Когда все немного пришли в себя, расселись по партам, успокоились, он опять стал к ним спиной, а к участникам концерта лицом и аккордеоном, и сказал своё привычное: «Внимание! Приготовились!»

И через несколько секунд в классе грянула песня — «В лесу родилась ёлочка». Почему эта песня родилась в классе сейчас, ранней осенью, когда ещё цвели цветы, непонятно. Может быть, Эдуард Егоров хотел охватить в своём концерте все времена года? Может быть. Но главное было не в этом. Главное было в том, что все сразу заулыбались, всем захотелось петь эту песню, такая она была знакомая-презнакомая, родная-преродная.

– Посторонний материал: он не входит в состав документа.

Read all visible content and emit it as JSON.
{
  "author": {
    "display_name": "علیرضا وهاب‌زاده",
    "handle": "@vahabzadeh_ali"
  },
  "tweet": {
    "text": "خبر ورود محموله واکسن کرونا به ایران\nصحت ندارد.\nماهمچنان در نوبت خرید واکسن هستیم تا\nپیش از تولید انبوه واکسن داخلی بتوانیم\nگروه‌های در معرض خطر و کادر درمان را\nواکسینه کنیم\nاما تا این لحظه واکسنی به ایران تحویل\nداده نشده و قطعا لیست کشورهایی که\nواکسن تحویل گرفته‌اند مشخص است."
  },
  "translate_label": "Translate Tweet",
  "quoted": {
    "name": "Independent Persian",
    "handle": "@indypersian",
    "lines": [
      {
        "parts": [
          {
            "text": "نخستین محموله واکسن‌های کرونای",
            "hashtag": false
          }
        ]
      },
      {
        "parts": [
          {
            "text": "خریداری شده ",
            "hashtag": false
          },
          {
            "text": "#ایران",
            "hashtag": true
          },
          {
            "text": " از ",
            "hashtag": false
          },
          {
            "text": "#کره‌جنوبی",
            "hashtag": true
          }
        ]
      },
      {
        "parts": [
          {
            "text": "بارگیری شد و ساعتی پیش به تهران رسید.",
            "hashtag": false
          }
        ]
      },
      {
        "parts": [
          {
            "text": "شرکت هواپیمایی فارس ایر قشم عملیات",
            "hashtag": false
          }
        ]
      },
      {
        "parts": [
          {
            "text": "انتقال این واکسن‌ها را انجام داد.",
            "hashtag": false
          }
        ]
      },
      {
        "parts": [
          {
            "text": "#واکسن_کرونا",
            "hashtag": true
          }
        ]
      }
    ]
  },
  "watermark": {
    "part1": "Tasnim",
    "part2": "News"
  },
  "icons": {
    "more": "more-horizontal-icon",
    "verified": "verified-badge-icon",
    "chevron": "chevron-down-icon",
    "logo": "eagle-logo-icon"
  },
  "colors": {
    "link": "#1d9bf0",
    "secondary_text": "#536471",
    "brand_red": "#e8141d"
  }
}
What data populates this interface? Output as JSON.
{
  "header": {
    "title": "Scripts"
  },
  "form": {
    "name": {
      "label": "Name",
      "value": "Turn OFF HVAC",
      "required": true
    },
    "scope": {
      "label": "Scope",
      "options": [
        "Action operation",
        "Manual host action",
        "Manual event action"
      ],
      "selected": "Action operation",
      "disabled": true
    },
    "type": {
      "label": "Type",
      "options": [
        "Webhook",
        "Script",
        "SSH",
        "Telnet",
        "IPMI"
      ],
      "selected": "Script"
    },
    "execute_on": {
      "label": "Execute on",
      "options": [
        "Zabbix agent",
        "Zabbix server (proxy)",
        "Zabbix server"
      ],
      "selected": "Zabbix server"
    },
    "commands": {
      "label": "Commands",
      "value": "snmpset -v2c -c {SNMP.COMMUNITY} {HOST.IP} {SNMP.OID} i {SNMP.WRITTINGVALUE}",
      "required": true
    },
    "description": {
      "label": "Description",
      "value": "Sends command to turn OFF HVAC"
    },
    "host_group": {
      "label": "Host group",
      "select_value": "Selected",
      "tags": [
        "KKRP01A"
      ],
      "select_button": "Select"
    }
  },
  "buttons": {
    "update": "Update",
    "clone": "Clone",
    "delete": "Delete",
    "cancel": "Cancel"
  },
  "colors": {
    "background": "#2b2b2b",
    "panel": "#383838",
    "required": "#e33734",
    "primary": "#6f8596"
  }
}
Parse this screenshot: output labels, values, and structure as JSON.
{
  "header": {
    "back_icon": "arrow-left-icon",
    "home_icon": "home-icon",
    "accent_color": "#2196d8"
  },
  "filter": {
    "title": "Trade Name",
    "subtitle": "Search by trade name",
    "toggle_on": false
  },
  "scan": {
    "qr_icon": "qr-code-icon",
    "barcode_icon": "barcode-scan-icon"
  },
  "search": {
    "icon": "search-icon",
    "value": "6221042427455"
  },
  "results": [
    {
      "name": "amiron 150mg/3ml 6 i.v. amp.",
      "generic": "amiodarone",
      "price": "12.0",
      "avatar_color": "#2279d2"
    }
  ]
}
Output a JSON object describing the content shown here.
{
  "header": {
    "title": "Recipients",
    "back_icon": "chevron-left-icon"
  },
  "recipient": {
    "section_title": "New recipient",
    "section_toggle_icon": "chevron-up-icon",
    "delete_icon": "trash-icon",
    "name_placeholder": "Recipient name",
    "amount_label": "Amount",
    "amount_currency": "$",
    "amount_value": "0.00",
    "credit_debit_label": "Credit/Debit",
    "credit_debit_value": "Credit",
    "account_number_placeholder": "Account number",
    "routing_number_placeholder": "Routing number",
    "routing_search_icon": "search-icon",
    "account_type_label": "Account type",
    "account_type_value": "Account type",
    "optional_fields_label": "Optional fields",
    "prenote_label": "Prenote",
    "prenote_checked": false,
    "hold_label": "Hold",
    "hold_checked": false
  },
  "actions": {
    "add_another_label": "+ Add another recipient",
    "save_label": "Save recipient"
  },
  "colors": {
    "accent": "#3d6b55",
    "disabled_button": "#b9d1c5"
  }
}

«В лесу родилась ёлочка, — весело пели девчата, перекрывая голосистый аккордеон Эдуарда Егорова, — в лесу она…» И вдруг случилось совершенно неожиданное. Ведь после слов «в лесу она» нужно было петь «росла» и дальше о том, как она «зимой и летом стройная, весёлая была». Но этого не получилось. Девчата спели «в лесу она» и больше ничего спеть не могли. В классе воцарилась странная, удивительная тишина.